L’Arcadette

Ce mois-ci, nous vous pro­po­sons un son­net de Re­née Ri­vière ; merci à elle pour cette con­tri­bu­tion :


Ode à ma petite sœur

Tu chantonnais, les pieds par les flaques souillées,
Les Matelots du Ciel luisaient dans le Canal
Que tu rêvais, au creux de tes phases anales –
Ah là, là, la saison splendide ! C’était l’Été.

Tes petites culottes étaient de coton doux,
Poupée barbie dorée, tu fourrais dans ta bourse
Des Œufs. En chocolat dont le cœur était l’Ourse
Et l’Étable des grands Seigneurs de Caoutchouc.

Et tu les incarnais en décollant les croûtes
Ces bons rois aux sceptres d’ambre à la voix de Prout
De praline à tes genoux ronds, Petite Sœur.

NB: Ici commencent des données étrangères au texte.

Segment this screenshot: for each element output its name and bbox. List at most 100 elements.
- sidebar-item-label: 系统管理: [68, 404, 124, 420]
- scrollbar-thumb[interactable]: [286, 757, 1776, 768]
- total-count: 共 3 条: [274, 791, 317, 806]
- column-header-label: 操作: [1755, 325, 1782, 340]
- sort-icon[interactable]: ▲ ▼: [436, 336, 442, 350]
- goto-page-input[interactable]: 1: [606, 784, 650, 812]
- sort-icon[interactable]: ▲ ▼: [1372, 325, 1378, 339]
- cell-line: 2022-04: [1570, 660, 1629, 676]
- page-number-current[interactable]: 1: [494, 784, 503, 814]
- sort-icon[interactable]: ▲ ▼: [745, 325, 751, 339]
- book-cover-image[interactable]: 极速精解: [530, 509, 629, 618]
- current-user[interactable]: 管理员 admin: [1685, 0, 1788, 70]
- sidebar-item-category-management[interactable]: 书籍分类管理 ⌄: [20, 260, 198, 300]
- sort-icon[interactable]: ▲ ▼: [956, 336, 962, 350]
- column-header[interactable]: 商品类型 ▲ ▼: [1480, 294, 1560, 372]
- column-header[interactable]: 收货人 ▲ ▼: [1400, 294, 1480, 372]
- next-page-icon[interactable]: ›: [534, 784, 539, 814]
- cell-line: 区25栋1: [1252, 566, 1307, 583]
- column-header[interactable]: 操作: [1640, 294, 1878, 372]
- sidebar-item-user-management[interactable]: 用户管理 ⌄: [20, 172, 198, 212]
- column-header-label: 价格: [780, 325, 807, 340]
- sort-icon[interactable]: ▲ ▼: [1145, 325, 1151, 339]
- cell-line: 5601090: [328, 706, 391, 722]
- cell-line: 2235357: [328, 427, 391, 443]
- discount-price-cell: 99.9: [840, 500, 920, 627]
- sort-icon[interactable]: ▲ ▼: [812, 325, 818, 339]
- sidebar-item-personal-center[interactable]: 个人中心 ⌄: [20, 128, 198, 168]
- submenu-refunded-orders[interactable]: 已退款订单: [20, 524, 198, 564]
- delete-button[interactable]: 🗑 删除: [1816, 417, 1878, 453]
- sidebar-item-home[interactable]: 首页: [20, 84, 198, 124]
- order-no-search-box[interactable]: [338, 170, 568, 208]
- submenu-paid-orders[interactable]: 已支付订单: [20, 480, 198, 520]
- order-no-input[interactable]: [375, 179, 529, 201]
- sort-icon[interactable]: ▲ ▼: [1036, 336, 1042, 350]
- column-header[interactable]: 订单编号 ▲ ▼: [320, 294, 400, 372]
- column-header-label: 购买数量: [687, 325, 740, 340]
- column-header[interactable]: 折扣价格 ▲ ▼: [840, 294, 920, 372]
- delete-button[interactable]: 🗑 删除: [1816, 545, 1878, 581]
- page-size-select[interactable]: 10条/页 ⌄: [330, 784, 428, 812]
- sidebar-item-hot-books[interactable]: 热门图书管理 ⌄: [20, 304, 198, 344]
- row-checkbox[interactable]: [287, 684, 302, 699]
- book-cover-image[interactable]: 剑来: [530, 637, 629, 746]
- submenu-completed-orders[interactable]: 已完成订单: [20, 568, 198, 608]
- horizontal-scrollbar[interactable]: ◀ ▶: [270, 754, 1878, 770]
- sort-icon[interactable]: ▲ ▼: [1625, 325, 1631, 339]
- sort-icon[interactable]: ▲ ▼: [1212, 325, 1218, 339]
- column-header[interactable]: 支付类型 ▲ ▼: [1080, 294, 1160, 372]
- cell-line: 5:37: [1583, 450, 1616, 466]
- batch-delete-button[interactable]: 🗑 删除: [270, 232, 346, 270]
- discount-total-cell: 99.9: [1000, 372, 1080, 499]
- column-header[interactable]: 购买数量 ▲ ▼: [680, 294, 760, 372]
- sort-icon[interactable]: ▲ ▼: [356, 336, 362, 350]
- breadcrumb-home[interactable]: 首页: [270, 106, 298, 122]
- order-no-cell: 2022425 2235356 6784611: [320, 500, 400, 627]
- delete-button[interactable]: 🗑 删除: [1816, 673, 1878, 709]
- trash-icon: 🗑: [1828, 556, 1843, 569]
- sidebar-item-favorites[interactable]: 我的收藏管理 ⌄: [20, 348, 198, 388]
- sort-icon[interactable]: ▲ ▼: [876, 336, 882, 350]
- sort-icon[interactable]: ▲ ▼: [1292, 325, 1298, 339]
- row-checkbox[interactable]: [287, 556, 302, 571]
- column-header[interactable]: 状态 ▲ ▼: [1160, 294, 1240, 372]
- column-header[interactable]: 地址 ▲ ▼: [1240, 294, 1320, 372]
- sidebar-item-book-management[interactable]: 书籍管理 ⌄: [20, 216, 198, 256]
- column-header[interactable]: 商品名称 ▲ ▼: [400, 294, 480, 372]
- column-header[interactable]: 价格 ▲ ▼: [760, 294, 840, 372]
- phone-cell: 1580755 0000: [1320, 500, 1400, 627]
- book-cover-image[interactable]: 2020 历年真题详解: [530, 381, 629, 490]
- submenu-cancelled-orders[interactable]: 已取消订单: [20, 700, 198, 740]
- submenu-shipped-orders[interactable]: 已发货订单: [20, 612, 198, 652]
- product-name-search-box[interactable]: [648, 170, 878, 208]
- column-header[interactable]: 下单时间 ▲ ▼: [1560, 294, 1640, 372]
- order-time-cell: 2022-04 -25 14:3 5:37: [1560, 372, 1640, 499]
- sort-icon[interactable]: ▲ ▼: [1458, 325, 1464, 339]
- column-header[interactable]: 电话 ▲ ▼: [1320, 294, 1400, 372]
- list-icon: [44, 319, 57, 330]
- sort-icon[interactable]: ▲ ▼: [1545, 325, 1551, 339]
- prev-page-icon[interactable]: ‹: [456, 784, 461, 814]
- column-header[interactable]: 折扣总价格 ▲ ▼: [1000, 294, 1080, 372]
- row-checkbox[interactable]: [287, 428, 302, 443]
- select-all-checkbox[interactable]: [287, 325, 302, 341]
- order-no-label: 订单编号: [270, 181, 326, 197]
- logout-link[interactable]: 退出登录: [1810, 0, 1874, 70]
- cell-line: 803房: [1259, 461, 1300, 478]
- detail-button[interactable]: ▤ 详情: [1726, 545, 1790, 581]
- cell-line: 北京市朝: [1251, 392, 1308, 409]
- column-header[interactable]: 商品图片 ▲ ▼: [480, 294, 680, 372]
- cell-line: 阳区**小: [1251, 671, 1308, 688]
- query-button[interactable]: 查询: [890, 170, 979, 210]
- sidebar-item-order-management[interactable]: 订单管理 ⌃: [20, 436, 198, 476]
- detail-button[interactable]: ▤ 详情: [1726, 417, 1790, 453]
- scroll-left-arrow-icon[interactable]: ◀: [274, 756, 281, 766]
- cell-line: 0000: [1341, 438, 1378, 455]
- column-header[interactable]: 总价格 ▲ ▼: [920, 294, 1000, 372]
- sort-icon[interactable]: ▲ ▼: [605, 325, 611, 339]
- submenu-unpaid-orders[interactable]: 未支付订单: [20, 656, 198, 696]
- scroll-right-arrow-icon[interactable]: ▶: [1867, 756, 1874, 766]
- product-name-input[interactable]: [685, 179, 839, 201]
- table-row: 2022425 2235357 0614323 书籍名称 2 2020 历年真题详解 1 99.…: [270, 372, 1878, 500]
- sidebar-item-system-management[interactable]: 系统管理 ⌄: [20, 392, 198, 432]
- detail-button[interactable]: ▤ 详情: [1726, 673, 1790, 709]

Sautillant, princesse en ces terres fantastiques
Comme un Navire, tu jouais à l’Élastique !
Tu ne semblais pas voir que vieillirait ton cœur.

Renée Rivière

Conte d’ici – Le centre-ville

La Mélancolie du coursier Uber

Dans un pays aux iné­ga­li­tés crois­san­tes, en un siè­cle féru de tech­no­lo­gie, il était pos­si­ble de se faire li­vrer tout ce que les res­tau­rants plus ou moins pro­ches pro­po­saient à leurs tables. Il suf­fi­sait d’en faire la de­mande sur une pla­te­forme nu­mé­ri­que.

Aux heu­res des re­pas, de jeu­nes cy­clis­tes s’at­trou­paient sur les pla­ces et dans les rues des quar­tiers com­mer­çants, près des snacks et des bras­se­ries. Ils at­ten­daient, un peu ab­sents, qu’une course leur soit con­fiée.

Ces tra­vail­leurs étaient des tâ­che­rons ; le temps perdu entre deux li­vrai­sons ne leur était pas payé, de sorte qu’ils ga­gnaient une mi­sère.

Les ri­ches ci­ta­dins se ré­ga­laient à loisir. Comme leurs com­man­des ar­ri­vaient à vélo, ils étaient heu­reux de faire un geste pour la pla­nète.

Un jour d’été nu­a­geux, un cour­sier écri­vit ce po­è­me :

Le centre-ville est maussade
Comme une vie sans espoir ;
À l’horizon se dessinent
Deux burgers et trois sushis.

T. C.

Les Quatre Saisons

Ariette

Je marche dans la neige
Et je ferme les yeux
Sur le jour qui s’achève
En mon cœur amoureux

Là s’élèvent au ciel bleu
Des perdrix et des roses
L’effluve de tes yeux
Enivre chaque chose

Ce monde d’espoirs fous
Qui s’envole en fumée
Est l’unique séjour
De mon cœur grand brûlé

Écoute les pleurs drus
Ô morveux de mon cœur
Qui sèment sous les nues
Le déchet de mes heures
Et se perdent éperdus

T. C.

Allure de marche

Ce mois-ci, nous vous pro­po­sons une nou­velle suite de haï­kus de Marie-Catherine Be­lu­che ; merci à elle pour cette con­tri­bu­tion :


Un flot sur la berge
Les coureurs, comme le fleuve,
Songent-ils à la mer ?



Des bourgeons déjà !
Le théâtre est au spectacle1
Voir fleurir les magnolias



Février venu
Ils ne percent plus la neige
Les premiers crocus



En rythme binaire
La rue Soulary2 résonne
Marches matinales



Au pied du sapin
Un écureuil dans la ouate
Bondit en silence

Marie-Catherine Beluche


1. À Lyon, le par­vis du thé­â­tre des Cé­les­tins est garni de ma­gno­lias. (Note de l’Au­trice.)
2. Avec plus de 400 mar­ches, la rue Jo­sé­phin Sou­lary pos­sède un des plus longs es­ca­liers lyon­nais, per­met­tant de re­lier le pla­teau de la Croix-Rousse et les bords du Rhône joux­tant le parc de la Tête d’Or. (Note de l’Au­trice.)